In [3]:
import pandas as pd
import numpy as np
import torch
from torch.utils.data import DataLoader, TensorDataset, RandomSampler, SequentialSampler
from sklearn.model_selection import train_test_split
from transformers import BertTokenizer, BertForSequenceClassification, AdamW, get_linear_schedule_with_warmup
import pandas as pd
import re

# 1. Read CSV
df = pd.read_csv("twitter.csv", encoding="latin-1", header=None)
df.columns = ["sentiment", "id", "date", "query", "user", "text"]

# Original dataset uses 0 for negative, 4 for positive
df["label"] = df["sentiment"].apply(lambda x: 1 if x == 4 else 0)

# Define a preprocessing function for tweets
def preprocess_text(text):
    # Remove URLs
    text = re.sub(r'http\S+', '', text)
    # Remove mentions
    text = re.sub(r'@\w+', '', text)
    # Remove hashtag symbols (keep the text)
    text = re.sub(r'#', '', text)
    # Remove extra whitespace
    text = re.sub(r'\s+', ' ', text)
    return text.strip()

# Apply preprocessing
df['text'] = df['text'].apply(preprocess_text)

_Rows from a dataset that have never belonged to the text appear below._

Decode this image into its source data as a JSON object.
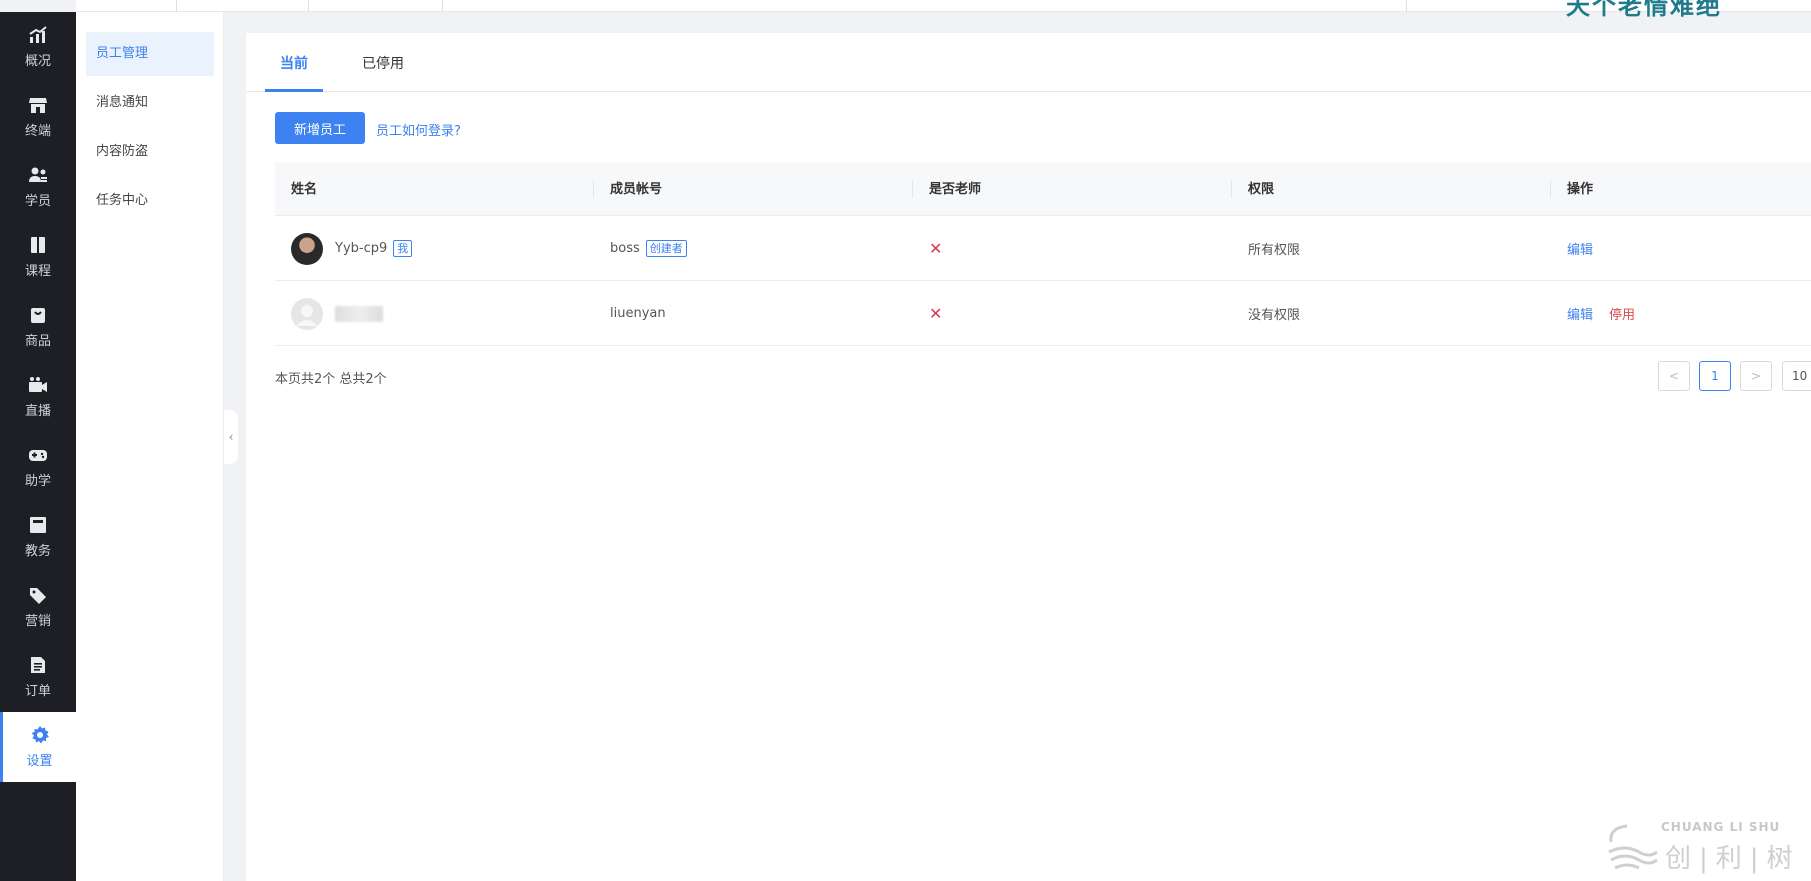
{
  "topbar": {
    "brand_text": "天个老情难绝"
  },
  "leftnav": {
    "items": [
      {
        "label": "概况",
        "icon": "chart-icon"
      },
      {
        "label": "终端",
        "icon": "store-icon"
      },
      {
        "label": "学员",
        "icon": "users-icon"
      },
      {
        "label": "课程",
        "icon": "book-icon"
      },
      {
        "label": "商品",
        "icon": "bag-icon"
      },
      {
        "label": "直播",
        "icon": "video-icon"
      },
      {
        "label": "助学",
        "icon": "gamepad-icon"
      },
      {
        "label": "教务",
        "icon": "notebook-icon"
      },
      {
        "label": "营销",
        "icon": "tag-icon"
      },
      {
        "label": "订单",
        "icon": "document-icon"
      },
      {
        "label": "设置",
        "icon": "gear-icon"
      }
    ],
    "active": "设置"
  },
  "subnav": {
    "items": [
      "员工管理",
      "消息通知",
      "内容防盗",
      "任务中心"
    ],
    "active": "员工管理"
  },
  "tabs": [
    "当前",
    "已停用"
  ],
  "toolbar": {
    "add_button": "新增员工",
    "help_link": "员工如何登录?"
  },
  "table": {
    "headers": [
      "姓名",
      "成员帐号",
      "是否老师",
      "权限",
      "操作"
    ],
    "rows": [
      {
        "name": "Yyb-cp9",
        "name_tag": "我",
        "account": "boss",
        "account_tag": "创建者",
        "is_teacher": "✕",
        "permission": "所有权限",
        "actions": [
          "编辑"
        ]
      },
      {
        "name": "",
        "name_tag": "",
        "account": "liuenyan",
        "account_tag": "",
        "is_teacher": "✕",
        "permission": "没有权限",
        "actions": [
          "编辑",
          "停用"
        ]
      }
    ]
  },
  "pagination": {
    "summary": "本页共2个 总共2个",
    "prev": "<",
    "current": "1",
    "next": ">",
    "page_size": "10"
  },
  "watermark": {
    "en": "CHUANG LI SHU",
    "cn": "创|利|树"
  },
  "colors": {
    "accent": "#3d82f0",
    "sidebar": "#1d1f24",
    "danger": "#e0474a",
    "cross": "#d23c56"
  }
}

# Keep only text and label columns
df = df[["text", "label"]]

# Convert to numpy arrays
sentences = df["text"].values
labels = df["label"].values

print(df.head())

# Now split the data
train_texts, val_texts, train_labels, val_labels = train_test_split(
    sentences, labels, test_size=0.2, random_state=42
)

                                                text  label
0  - Awww, that's a bummer. You shoulda got David...      0
1  is upset that he can't update his Facebook by ...      0
2  I dived many times for the ball. Managed to sa...      0
3     my whole body feels itchy and like its on fire      0
4  no, it's not behaving at all. i'm mad. why am ...      0


In [4]:
# 2. Tokenize the Data using BertTokenizer
tokenizer = BertTokenizer.from_pretrained("bert-base-uncased")

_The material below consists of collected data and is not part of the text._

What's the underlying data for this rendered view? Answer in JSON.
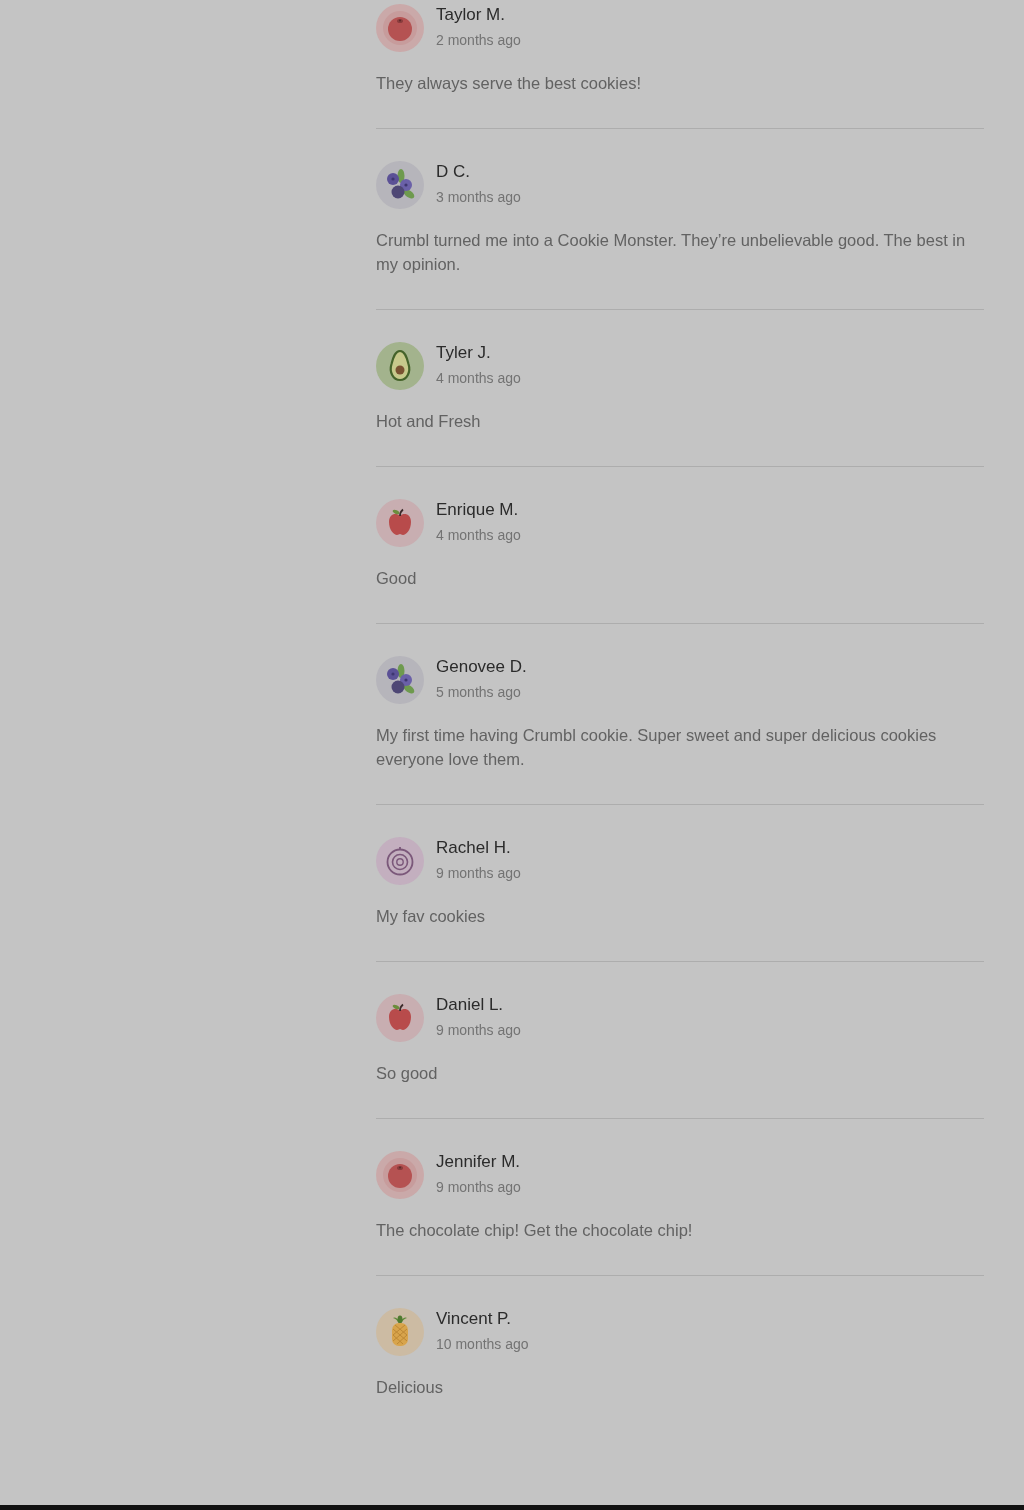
{
  "reviews": [
    {
      "author": "Taylor M.",
      "time": "2 months ago",
      "avatar": {
        "kind": "tomato"
      },
      "text": "They always serve the best cookies!"
    },
    {
      "author": "D C.",
      "time": "3 months ago",
      "avatar": {
        "kind": "blueberries"
      },
      "text": "Crumbl turned me into a Cookie Monster. They’re unbelievable good. The best in my opinion."
    },
    {
      "author": "Tyler J.",
      "time": "4 months ago",
      "avatar": {
        "kind": "avocado"
      },
      "text": "Hot and Fresh"
    },
    {
      "author": "Enrique M.",
      "time": "4 months ago",
      "avatar": {
        "kind": "apple"
      },
      "text": "Good"
    },
    {
      "author": "Genovee D.",
      "time": "5 months ago",
      "avatar": {
        "kind": "blueberries"
      },
      "text": "My first time having Crumbl cookie. Super sweet and super delicious cookies everyone love them."
    },
    {
      "author": "Rachel H.",
      "time": "9 months ago",
      "avatar": {
        "kind": "onion"
      },
      "text": "My fav cookies"
    },
    {
      "author": "Daniel L.",
      "time": "9 months ago",
      "avatar": {
        "kind": "apple"
      },
      "text": "So good"
    },
    {
      "author": "Jennifer M.",
      "time": "9 months ago",
      "avatar": {
        "kind": "tomato"
      },
      "text": "The chocolate chip! Get the chocolate chip!"
    },
    {
      "author": "Vincent P.",
      "time": "10 months ago",
      "avatar": {
        "kind": "pineapple"
      },
      "text": "Delicious"
    }
  ]
}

def tokenize_data(texts, max_len=128):
    """Tokenize texts into input IDs and attention masks."""
    input_ids = []
    attention_masks = []
    for text in texts:
        encoded = tokenizer.encode_plus(
            text,
            add_special_tokens=True,
            max_length=max_len,
            padding="max_length",     # ensure fixed sequence length
            return_attention_mask=True,
            return_tensors="pt",
            truncation=True
        )
        input_ids.append(encoded["input_ids"])
        attention_masks.append(encoded["attention_mask"])
    # Concatenate tensors from list into a single tensor
    input_ids = torch.cat(input_ids, dim=0)
    attention_masks = torch.cat(attention_masks, dim=0)
    return input_ids, attention_masks

# Tokenize both training and validation texts
train_inputs, train_masks = tokenize_data(train_texts)
val_inputs, val_masks = tokenize_data(val_texts)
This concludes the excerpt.